Apenas diez meses después del conocimiento de los primeros casos de COVID-19, resulta impresionante ver cómo ha cambiado nuestra vida en tan poco tiempo. Lo que entonces parecía ser una noticia exótica ha acabado convirtiéndose en la amenaza más preocupante para la salud pública de los últimos cien años. Nuestra falta de experiencia en gestión de estas crisis explica, sin duda, que la primera ola del nuevo coronavirus provocara un resultado devastador. Lo que ya no se entiende tan bien es que meses después la situación no parezca mejorar sustancialmente. Es cierto que nuestros profesionales sanitarios han conseguido mejorar la respuesta a la enfermedad desde un punto de vista clínico, pero en lo que se refiere a la gestión de la pandemia como tal, nuestros avances son decepcionantes. Es probable que esto se deba a múltiples factores. Ignacio López-Goñi y Juan Ignacio Pérez Iglesias, dos mentes lúcidas, las han descrito de manera convincente en un reciente artículo en The Conversation.
Creo, con todo, que en los diez puntos que componen su análisis falta una pieza esencial, que permite poner en duda la utilidad de los postulados básicos del paradigma de vigilancia y respuesta epidemiológica vigente. Y es que, como es ya sobradamente conocido (menudo máster en epidemiología doméstica hemos hecho en estos meses), los manuales de respuesta a una pandemia se basan en una estrategia sencilla: identificar los infectados y sus contactos próximos y someterlos a aislamiento o cuarentena para cortar las cadenas de transmisión del virus. Hay, por tanto, dos elementos clave para conseguir el fin que se persigue: implementar unas herramientas eficientes de rastreo que permitan localizar los contagios y diseñar un sistema de control y seguimiento de aislamiento y cuarentena que aseguren que, efectivamente, se neutraliza su peligrosidad. ¿Esto está funcionando?

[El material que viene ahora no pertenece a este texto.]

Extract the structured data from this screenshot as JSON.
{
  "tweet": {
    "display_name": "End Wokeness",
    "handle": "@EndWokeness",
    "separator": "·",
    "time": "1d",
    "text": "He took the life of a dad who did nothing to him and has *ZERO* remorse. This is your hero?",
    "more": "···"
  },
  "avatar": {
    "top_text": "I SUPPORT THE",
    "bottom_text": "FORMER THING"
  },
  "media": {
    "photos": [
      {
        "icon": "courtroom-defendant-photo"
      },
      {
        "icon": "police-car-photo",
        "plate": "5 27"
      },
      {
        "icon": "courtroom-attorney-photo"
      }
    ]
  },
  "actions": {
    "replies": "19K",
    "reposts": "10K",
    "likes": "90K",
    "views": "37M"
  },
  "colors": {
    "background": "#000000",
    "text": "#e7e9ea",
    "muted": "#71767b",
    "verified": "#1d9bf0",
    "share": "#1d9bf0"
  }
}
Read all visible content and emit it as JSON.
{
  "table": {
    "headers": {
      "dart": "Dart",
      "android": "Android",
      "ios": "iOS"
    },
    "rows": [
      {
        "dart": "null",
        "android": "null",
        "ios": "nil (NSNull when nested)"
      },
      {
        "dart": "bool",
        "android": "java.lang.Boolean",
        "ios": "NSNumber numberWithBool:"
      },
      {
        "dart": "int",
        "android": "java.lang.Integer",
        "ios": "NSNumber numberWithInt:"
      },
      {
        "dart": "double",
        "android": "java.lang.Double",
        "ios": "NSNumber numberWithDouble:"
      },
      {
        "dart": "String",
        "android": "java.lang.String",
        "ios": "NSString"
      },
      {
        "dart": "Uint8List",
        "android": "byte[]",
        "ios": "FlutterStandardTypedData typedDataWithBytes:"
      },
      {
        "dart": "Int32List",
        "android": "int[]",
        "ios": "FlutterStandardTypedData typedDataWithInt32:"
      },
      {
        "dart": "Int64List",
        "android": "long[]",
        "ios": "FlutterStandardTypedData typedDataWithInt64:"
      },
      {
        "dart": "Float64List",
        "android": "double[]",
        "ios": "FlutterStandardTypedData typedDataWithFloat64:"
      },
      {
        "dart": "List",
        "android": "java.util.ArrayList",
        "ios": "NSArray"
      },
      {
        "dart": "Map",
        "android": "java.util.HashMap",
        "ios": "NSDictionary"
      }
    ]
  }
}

Cuando el interés particular prima sobre el interés general
Hurto decir que lo primero no se ha hecho demasiado bien. La polémica sobre la falta de rastreadores ya sido convenientemente subrayada por otros más capacitados. En su lugar, me centraré en la sorprendente falta de atención al segundo factor, que es absolutamente clave para proporcionar una respuesta adecuada a la situación. Y aquí es donde tenemos un problema de difícil solución. Hace pocos días, El Mundo publicaba un artículo que mostraba claramente que muchas personas, aun siendo conscientes de que los protocolos preventivos les obligan a aislarse, renuncian a hacerlo. No es una fuente aislada. La #Covid19ImpactSurvey impulsada por la gran Nuria Oliver muestra que un 80% de los participantes ha ido a trabajar a pesar de tener fiebre durante al menos 4 días y un 85% a pesar de tener algún síntoma compatible con coronavirus. Si esto es así con los que muestran síntomas, imaginen qué ocurrirá con los asintomáticos.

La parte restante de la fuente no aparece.